Scottish Mental Health Minister Clare Haughey said: “Children and young people can face many issues growing up and must have the right support available at the right time.
“Providing every secondary school with access to at least one counsellor by next year is a significant step forward in our package of measures to improve the mental health support available for children and young people.”
Announced on 4 September 2018, The Scottish Government is investing over £60 million in additional school counselling services across all of Scotland. £12 million will go to local authorities for 2019/20, rising to £16 million a year thereafter.
The funding is being distributed based on a fixed sum of £45,000 allocated to each Local Authority (LA), seven per cent for schools located in remote rural areas, and the remainder distributed on secondary pupil numbers.

London’s focus on wellbeing

The Mayor of London’s Healthy Schools initiative supports and recognises schools that go above and beyond to promote positive wellbeing in pupils.
Schools can have a direct impact on helping children to lead a healthy lifestyle.
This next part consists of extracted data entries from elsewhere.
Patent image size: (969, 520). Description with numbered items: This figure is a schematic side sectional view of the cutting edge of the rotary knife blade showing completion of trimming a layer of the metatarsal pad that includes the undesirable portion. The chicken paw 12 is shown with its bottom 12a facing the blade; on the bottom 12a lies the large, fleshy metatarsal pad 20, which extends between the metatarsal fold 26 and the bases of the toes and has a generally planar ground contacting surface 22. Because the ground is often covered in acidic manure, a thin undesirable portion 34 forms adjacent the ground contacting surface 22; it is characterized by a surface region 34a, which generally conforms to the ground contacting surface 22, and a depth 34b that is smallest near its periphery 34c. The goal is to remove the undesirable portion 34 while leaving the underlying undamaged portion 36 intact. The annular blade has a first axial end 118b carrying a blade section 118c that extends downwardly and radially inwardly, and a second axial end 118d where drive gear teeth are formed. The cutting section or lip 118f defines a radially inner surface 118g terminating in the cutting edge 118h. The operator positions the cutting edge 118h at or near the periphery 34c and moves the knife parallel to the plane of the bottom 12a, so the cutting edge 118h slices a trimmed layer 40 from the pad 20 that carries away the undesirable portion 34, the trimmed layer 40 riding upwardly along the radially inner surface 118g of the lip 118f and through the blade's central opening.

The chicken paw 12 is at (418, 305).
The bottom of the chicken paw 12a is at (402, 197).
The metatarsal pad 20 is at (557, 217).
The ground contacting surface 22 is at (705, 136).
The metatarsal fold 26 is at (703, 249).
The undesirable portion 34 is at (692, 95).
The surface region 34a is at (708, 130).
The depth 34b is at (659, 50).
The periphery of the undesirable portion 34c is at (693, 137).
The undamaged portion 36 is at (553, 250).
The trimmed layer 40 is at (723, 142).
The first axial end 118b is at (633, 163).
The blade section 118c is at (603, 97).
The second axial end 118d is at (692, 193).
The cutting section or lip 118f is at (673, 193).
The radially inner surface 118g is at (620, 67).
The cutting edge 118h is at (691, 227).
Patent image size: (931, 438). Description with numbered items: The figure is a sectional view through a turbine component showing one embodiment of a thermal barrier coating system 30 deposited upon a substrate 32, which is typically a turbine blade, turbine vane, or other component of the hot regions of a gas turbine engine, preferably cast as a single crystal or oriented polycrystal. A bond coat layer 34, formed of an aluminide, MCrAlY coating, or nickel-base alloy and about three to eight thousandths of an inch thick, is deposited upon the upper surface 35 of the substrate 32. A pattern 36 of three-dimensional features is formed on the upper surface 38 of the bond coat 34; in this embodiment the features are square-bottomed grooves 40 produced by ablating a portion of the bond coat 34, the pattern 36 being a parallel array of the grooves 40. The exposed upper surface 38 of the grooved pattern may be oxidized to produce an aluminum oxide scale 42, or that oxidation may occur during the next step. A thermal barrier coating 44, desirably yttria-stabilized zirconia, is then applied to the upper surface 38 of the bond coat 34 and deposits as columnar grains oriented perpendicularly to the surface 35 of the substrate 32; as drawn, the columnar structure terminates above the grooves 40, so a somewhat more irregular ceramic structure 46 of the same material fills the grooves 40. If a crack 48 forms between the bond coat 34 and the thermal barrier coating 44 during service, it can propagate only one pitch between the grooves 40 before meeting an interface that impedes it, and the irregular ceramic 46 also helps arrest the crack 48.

They can help children learn about their health and develop their motivation and self-respect to make healthy choices.
The Mayor’s award programme recognises and celebrates schools that are making a difference to their pupils’ wellbeing.
One such school is George Spicer Primary School in Enfield, London, which has gained  Healthy Schools London Silver and Bronze Awards. This is in recognition of their work creating a calm space for pupils to eat, encouraging healthy eating choices and expanding their range of food.
The Healthy Schools London programme gives Bronze, Silver and Gold awards to schools that encourage young Londoners to learn about their health and develop their motivation to make healthy choices. The Mayor is also supporting the Daily Mile – a campaign that encourages all schools to get their pupils moving every day to improve their overall fitness and wellbeing.